Vietnam's small vendors fight supermarkets with social media

Small vendors in Vietnam are pulling out all the stops to counter the onslaught of Western-style supermarkets, convenience stores and the like that are gradually changing the retail sector.

Vietnam's small vendors fight supermarkets with social media

A growing middle class in Vietnam is creating a rise in supermarkets and convenience stores, but traditional markets are still holding on.

Shopkeepers at traditional markets -- still important sales channels in the country -- are using social media, building websites, and trying direct sales to restaurants as the country transitions to middle-income status.

Vietnam's per capita gross domestic product of about $2,600 is nearing the $3,000 threshold, after which spending habits tend to alter drastically.

Still, in the face of a dynamic retail landscape, the number of traditional markets remains largely unchanged from five years ago at about 8,500, according to data from Vietnam's statistics office.

Bustling Giang Vo Market in central Hanoi is an example of old ways that refuse to die. Live fish and chickens await customers, who receive their orders cleaned and cooked on the spot. The 100 or so shops are popular for the freshness of their products, compared with supermarkets that offer mostly refrigerated meat and fish.

Nguyen Hoai Thu, a 35-year-old bank employee and mother of two, said she shops almost daily at traditional markets, which offer greater variety than supermarkets and are 20-30% cheaper.

On average, Vietnamese visit traditional markets about 19 times a month, according to a survey conducted by research company Nielsen in 2018 -- a number that increases if variety stores are included. This compares with the 10 times a month spent shopping at supermarkets and other contemporary retail stores.

Despite old habits, however, consumers are changing. Another survey shows that Vietnamese spend only a third to a half of what they drop at supermarkets and convenience stores, indicating that the country uses traditional markets mainly for small purchases.

Duong Thi Ly, a produce shop owner, said sales have declined about 3% annually over the past five years. Ly says she is now "marketing more aggressively." In addition to posting fruit-of-the-day photos on Facebook, she messages clients via social media and is promoting delivery services, though she has seen little change to her bottom line.

Butcher shop owner Ngo Thi Chinh, who has no refrigeration, has begun selling meat left unpurchased by noon to restaurants at a discount. Chinh says this has "eased operations" as she can now easily unload the leftover meat.
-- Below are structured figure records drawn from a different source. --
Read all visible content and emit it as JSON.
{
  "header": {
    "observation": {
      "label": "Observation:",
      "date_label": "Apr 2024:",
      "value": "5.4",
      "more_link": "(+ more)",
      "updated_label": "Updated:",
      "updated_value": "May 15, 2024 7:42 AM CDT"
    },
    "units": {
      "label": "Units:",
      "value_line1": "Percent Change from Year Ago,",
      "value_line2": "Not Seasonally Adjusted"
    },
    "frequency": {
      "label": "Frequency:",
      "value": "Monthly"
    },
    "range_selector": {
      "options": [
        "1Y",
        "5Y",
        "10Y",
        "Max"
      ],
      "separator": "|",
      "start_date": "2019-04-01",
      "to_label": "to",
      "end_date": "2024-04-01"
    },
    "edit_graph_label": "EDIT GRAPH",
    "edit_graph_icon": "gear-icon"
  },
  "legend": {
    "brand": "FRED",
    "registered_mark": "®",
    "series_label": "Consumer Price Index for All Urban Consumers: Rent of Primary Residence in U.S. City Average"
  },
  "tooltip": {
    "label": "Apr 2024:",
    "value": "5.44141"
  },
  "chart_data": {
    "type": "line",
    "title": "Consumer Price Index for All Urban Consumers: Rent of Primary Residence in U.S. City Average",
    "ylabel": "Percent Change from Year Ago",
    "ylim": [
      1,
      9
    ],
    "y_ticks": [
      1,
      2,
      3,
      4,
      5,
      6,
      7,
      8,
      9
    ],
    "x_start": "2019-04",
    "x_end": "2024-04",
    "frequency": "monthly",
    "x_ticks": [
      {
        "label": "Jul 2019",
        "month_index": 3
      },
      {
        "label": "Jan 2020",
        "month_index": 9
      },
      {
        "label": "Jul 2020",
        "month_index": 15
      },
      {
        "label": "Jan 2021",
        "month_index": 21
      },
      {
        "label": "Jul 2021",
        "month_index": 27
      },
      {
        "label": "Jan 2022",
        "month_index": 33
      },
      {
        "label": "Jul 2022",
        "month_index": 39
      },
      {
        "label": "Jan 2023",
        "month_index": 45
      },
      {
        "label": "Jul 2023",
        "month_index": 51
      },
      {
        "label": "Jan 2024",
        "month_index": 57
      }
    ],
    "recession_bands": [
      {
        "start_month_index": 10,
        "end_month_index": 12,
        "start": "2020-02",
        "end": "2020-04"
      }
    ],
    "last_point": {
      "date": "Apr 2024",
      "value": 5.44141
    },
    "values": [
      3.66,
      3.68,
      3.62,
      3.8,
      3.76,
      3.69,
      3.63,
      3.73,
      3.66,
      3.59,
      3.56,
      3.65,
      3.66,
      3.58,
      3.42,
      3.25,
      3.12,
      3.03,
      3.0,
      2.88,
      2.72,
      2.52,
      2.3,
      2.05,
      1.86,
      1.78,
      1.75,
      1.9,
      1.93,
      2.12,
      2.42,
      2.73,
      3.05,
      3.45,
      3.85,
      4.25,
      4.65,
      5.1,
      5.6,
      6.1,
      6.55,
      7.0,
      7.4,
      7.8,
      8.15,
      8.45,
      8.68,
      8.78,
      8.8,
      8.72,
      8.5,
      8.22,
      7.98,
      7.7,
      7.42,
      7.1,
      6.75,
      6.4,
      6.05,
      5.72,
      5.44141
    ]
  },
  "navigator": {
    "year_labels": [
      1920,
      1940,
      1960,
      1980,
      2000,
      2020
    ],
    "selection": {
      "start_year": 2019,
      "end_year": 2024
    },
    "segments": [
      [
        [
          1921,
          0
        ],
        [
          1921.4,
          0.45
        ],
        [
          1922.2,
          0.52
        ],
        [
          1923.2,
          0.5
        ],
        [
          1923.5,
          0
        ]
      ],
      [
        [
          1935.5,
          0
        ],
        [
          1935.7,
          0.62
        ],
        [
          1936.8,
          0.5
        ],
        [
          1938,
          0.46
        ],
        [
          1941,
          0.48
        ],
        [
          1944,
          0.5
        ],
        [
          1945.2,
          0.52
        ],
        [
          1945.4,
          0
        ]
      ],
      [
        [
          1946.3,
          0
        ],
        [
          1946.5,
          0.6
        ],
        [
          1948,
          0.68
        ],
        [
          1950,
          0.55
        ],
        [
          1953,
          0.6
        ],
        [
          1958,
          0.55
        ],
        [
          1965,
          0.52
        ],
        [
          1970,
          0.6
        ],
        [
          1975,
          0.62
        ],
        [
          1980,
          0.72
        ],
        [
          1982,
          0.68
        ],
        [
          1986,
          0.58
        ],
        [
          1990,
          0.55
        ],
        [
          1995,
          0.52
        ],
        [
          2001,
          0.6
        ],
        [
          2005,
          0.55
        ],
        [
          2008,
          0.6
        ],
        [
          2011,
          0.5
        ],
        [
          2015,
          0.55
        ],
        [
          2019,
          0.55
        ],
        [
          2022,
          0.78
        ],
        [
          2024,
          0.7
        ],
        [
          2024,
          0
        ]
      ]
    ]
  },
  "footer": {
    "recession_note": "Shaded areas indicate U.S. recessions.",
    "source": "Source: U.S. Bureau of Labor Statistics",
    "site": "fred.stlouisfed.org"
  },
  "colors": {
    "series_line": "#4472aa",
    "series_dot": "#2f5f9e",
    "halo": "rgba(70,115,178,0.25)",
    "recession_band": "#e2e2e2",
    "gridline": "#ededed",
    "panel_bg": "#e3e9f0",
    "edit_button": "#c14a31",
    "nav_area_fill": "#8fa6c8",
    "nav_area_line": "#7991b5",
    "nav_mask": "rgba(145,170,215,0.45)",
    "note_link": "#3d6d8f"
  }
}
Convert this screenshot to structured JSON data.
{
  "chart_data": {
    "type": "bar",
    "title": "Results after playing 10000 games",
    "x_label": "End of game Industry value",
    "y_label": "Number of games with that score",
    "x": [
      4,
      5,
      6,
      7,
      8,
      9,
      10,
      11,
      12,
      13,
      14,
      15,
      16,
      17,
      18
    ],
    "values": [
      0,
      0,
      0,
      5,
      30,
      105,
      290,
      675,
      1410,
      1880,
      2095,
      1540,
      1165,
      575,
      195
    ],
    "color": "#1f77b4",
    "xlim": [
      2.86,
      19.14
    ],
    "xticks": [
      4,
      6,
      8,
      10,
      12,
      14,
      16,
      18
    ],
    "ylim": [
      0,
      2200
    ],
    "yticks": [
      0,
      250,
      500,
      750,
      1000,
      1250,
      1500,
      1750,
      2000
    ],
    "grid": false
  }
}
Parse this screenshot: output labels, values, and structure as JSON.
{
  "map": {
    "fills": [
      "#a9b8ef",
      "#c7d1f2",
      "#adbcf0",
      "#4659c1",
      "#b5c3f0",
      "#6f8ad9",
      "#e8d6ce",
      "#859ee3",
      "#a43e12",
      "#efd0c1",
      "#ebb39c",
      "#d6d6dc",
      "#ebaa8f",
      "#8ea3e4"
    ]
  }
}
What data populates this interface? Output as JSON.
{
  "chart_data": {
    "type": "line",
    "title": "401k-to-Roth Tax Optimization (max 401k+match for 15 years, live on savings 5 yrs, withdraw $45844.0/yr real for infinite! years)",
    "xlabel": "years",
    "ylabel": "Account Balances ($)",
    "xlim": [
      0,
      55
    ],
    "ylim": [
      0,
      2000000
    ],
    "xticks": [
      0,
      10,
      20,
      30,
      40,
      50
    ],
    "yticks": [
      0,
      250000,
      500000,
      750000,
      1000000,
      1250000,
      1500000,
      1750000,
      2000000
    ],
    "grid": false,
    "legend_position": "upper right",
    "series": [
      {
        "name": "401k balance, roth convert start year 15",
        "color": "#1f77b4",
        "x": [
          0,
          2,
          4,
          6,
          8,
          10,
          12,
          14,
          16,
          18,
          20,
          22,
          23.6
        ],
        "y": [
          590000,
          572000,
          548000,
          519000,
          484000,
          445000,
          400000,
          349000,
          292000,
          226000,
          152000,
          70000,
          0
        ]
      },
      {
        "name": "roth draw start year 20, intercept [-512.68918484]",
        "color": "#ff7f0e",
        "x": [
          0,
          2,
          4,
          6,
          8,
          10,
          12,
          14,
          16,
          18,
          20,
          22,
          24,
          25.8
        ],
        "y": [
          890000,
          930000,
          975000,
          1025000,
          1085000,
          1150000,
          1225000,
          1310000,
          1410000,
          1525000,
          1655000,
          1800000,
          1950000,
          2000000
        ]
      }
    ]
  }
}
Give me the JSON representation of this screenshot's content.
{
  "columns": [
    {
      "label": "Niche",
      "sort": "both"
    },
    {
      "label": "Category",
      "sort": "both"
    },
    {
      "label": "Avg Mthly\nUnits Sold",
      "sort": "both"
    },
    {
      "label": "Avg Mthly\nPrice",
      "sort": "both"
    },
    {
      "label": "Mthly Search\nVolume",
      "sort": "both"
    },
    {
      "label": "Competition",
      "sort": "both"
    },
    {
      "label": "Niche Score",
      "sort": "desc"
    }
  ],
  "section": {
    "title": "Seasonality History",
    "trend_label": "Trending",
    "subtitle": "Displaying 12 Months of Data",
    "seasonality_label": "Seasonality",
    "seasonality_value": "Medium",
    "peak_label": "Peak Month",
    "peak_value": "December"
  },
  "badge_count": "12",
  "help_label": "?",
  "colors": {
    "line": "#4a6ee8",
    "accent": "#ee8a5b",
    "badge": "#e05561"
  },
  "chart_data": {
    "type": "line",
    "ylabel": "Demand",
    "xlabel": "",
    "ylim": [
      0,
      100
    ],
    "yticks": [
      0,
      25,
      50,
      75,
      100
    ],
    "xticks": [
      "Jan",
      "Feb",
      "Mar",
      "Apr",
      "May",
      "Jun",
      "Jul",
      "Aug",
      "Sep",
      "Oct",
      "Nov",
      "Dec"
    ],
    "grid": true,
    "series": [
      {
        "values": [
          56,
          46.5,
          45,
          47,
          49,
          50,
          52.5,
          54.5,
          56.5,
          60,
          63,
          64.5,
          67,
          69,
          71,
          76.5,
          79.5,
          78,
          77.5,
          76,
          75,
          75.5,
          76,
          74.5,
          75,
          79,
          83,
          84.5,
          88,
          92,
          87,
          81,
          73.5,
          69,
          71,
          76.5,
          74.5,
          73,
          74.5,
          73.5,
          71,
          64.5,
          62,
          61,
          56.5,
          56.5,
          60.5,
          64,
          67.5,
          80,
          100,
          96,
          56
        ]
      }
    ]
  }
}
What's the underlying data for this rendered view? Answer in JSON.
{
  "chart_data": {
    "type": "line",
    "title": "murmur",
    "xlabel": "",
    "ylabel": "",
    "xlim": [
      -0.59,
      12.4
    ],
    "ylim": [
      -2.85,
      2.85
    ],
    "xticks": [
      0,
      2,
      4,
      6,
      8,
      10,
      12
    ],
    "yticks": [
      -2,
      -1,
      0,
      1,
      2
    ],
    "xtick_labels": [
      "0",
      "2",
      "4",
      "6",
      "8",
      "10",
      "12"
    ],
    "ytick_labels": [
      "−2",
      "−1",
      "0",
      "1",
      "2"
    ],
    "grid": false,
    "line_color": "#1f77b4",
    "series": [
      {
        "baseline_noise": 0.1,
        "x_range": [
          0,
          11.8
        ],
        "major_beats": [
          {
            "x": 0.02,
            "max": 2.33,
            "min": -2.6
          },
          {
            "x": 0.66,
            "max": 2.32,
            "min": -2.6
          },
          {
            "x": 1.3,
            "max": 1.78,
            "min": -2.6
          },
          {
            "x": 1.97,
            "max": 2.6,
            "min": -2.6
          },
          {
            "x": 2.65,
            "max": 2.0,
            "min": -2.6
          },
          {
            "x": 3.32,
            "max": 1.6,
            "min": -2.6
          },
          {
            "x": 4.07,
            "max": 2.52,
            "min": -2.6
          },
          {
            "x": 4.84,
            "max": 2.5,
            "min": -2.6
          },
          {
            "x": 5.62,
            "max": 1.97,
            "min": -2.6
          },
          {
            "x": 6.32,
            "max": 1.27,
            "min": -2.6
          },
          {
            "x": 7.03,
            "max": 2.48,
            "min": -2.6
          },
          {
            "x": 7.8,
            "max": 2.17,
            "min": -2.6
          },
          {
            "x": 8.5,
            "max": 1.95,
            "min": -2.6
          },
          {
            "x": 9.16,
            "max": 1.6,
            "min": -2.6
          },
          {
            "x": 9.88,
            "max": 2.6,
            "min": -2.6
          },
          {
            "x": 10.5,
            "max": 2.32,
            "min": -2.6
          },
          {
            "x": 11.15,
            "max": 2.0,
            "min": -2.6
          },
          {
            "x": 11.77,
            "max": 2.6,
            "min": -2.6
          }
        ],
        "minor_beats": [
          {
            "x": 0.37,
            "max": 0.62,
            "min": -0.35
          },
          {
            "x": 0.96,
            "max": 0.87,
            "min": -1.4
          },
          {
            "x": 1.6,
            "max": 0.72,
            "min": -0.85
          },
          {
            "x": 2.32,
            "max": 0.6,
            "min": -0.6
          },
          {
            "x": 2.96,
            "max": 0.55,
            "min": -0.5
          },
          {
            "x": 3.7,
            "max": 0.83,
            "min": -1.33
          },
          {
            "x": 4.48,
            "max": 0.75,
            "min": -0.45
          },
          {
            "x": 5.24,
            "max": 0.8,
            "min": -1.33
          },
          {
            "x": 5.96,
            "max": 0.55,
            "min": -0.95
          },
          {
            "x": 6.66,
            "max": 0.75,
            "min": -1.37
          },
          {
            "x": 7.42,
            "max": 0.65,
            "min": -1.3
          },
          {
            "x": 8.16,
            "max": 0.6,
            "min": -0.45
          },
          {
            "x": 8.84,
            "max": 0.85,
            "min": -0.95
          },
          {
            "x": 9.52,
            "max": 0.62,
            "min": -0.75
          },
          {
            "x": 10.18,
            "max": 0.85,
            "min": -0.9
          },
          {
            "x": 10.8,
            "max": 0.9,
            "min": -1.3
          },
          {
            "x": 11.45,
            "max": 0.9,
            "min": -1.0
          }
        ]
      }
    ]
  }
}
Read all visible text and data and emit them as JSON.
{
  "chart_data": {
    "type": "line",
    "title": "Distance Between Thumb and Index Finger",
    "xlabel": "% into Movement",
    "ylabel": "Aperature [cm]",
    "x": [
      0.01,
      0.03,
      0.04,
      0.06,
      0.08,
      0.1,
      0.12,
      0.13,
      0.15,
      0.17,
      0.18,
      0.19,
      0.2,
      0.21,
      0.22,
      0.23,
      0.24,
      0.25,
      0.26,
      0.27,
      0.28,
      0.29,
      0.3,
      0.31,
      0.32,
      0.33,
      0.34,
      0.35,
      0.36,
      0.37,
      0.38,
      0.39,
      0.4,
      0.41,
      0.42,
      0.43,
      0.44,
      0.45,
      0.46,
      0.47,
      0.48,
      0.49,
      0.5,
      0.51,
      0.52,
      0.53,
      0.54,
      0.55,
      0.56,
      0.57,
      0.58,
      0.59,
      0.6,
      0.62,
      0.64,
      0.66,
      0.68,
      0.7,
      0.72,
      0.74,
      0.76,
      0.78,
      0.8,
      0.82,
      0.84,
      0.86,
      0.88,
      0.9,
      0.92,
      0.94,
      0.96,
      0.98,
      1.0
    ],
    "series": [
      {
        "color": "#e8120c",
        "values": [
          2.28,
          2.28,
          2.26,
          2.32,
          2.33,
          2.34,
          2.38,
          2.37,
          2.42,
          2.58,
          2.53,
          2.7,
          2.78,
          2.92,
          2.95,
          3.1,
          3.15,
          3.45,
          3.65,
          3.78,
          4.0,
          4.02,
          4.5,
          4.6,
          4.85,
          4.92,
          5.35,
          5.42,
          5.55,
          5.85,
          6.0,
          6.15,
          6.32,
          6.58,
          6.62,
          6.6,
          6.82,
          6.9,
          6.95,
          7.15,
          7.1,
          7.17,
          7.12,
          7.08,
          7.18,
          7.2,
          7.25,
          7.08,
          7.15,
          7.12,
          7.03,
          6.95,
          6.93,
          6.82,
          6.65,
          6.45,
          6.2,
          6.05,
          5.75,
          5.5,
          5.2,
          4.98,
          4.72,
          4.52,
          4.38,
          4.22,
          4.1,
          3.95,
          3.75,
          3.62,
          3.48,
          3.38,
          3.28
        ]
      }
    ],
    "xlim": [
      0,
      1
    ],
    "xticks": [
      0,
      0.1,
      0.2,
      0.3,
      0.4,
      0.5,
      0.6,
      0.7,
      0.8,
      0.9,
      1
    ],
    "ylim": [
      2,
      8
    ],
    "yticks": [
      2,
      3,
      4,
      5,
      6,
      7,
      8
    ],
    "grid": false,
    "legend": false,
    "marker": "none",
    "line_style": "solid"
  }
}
Ben Thanh Market in the southern city of Ho Chi Minh City is popular with foreign tourists, but they find it hard to haggle with shop owners over prices, which are mystery to the uninitiated. However, since the market began operating a website that lists products and prices, tourists and others have had more leverage when negotiating with shopkeepers. According to the General Statistics Office of Vietnam, there were just under 1,000 supermarkets in Vietnam in 2017, but a rising middle class is creating demand for more. The country's biggest retailer, Vingroup, plans to double the number of its supermarkets to 200 by 2020 and more than double its convenience stores to about 4,000 over the same period.

Vietnam's small vendors fight supermarkets with social media

Traditional Vietnamese markets sell fresh meat and fish in bulk, as opposed to supermarkets which deal mainly with packaged products.

The changing retail landscape is attracting outside interest. Japanese trading house Sumitomo last year entered Vietnam's supermarket business, while compatriot Aeon Mall will increase the number of its shopping malls in the country.

But despite solid annual growth of 5-10%, the retail business is tough. According to local media, rents in Ho Chi Minh City are among the highest in Southeast Asia, squeezing corporate earnings. Vingroup's retail unit suffered a loss of tens of hundreds of millions of dollars in fiscal 2017.

Japanese convenience store operator Seven-Eleven, a unit of Seven-I Holdings, feels the pain. The company opened its first store in Ho Chi Minh City in 2017 with a plan to operate about 100. But after three years, there are still fewer than 30 stores scattered across the country.

FujiMart Vietnam Retail CEO Keisuke Hitotsumatsu said, "For the time being, we will be competing with the traditional markets, rather than other supermarkets."